A relatora também argumenta que a adoção do marco temporal, bem como os demais dispositivos do projeto, atendem tanto ao que determina a Constituição quanto ao entendimento do STF.
“Entendemos que o Projeto de Lei 2.903, de 2023, adotou o marco temporal da ocupação indígena adequado, conforme hermenêutica do art. 231 da Constituição Federal, e interpretação do Supremo Tribunal Federal no julgamento da demarcação da Terra Indígena Raposa Serra do Sol. Adicionalmente, a proposta de marco temporal atende a todos os 19 requisitos, batizados, posteriormente, de condicionantes, que foram estabelecidos durante a resolução da lide constante da Pet 3.388/RR”, disse a relatora.
De acordo com Soraya Thronicke, o projeto também prevê regras de uso e de gestão das terras, cabendo às comunidades indígenas escolher a forma de uso e ocupação de suas terras. Entretanto, o projeto estabelece também que o usufruto dos indígenas não se sobrepõe ao interesse da política de defesa e soberania nacional, ficando permitida a instalação em terras indígenas de equipamentos, de redes de comunicação, de estradas e de vias de transporte, além das construções necessárias à prestação de serviços públicos, especialmente os de saúde e educação, proibindo-se a cobrança de tarifas ou quantias de qualquer natureza pela presença desses itens, explicou a relatora..
Apoio
A maioria dos senadores presentes à reunião da CRA apoiaram a aprovação do relatório de Soraya Thronicke, entre eles Marcio Bittar (União-AC), Sergio Moro (União-PR), Vanderlan Cardoso (PSD-GO), Luis Carlos Heinze (PP-SC), Tereza Cristina (PP-MS), Jayme Campos (União-MT), Hamilton Mourão (Republicanos-RS), Margareth Buzetti (PSD-MT), Zequinha Marinho (Podemos-PA), Mauro Carvalho Júnior (União-MT), Jaime Bagattoli (PL-RO) e Jorge Seif (PL-SC). Contrário ao projeto, o senador Beto Faro (PT-PA) foi quem requereu a audiência pública antes da votação.
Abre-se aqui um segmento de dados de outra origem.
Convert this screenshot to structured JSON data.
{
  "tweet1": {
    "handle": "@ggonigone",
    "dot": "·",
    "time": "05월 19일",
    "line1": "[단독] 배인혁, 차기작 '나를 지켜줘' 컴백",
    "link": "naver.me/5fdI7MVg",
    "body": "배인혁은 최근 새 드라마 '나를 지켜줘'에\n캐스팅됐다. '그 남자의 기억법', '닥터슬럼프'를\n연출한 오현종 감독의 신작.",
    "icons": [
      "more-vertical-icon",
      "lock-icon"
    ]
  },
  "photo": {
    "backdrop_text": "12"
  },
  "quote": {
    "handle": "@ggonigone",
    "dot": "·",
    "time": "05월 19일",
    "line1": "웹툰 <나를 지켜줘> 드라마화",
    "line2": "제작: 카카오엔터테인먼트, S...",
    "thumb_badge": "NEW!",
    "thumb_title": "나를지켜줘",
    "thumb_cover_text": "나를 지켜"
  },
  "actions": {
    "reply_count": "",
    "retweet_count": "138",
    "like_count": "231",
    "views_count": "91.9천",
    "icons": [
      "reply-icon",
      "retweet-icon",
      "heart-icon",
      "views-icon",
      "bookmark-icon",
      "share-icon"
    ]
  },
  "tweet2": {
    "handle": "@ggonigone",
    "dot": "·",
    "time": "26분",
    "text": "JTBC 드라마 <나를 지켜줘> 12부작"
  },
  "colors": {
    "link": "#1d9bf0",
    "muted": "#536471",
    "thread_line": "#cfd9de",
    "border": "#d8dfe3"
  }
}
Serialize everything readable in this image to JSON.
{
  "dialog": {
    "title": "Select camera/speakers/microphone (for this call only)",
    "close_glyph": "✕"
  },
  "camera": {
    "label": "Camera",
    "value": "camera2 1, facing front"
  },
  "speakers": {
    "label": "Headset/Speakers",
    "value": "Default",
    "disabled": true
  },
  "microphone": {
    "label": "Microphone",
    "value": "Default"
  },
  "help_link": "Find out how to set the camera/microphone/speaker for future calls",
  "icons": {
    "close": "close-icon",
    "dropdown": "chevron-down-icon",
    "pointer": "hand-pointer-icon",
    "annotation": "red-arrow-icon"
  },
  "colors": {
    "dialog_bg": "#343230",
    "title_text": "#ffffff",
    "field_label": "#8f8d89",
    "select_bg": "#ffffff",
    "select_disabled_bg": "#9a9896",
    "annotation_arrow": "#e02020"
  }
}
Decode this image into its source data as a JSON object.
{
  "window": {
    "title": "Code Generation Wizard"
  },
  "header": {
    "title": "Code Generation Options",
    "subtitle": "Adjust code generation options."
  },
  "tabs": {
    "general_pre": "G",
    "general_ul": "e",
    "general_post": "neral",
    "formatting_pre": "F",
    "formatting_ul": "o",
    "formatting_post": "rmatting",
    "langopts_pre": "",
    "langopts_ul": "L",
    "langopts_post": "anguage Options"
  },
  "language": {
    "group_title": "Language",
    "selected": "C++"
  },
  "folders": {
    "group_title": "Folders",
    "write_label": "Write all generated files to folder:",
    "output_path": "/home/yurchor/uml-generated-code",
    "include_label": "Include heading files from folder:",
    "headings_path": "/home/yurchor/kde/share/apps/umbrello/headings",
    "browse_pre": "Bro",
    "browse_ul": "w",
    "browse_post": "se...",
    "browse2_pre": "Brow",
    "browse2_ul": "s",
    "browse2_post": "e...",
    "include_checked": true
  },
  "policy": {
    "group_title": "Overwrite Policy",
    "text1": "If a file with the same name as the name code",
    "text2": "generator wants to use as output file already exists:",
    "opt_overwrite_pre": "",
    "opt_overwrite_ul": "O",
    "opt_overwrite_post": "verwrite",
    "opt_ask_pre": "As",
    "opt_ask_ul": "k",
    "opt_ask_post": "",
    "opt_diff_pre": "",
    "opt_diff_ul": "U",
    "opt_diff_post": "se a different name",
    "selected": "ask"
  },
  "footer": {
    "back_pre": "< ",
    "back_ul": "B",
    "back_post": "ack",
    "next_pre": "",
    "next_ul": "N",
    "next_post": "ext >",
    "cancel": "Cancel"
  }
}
Na opinião de Bittar, a aprovação do projeto dará mais segurança jurídica aos produtores rurais, fortalecendo o direito à propriedade em todo o país. “Se nós não ratificarmos esse projeto, nós vamos colocar todo o produtor rural brasileiro, pequeno, médio e grande, na insegurança jurídica (…) o interesse nacional tem que estar acima de qualquer interesse de grupo, por mais legítimo que seja”, disse Bittar.
Hamilton Mourão disse que a discussão envolve a soberania nacional. “Isso tem que ficar claro, é uma questão do Estado brasileiro, não é do governo A, nem do governo B, nem de quem tem a simpatia pelo partido A ou pelo partido B. Aqui nós temos que ser todos brasileiros e entender que a gente pode acabar com o futuro do país!”, afirmou o senador ao apoiar a aprovação do marco temporal.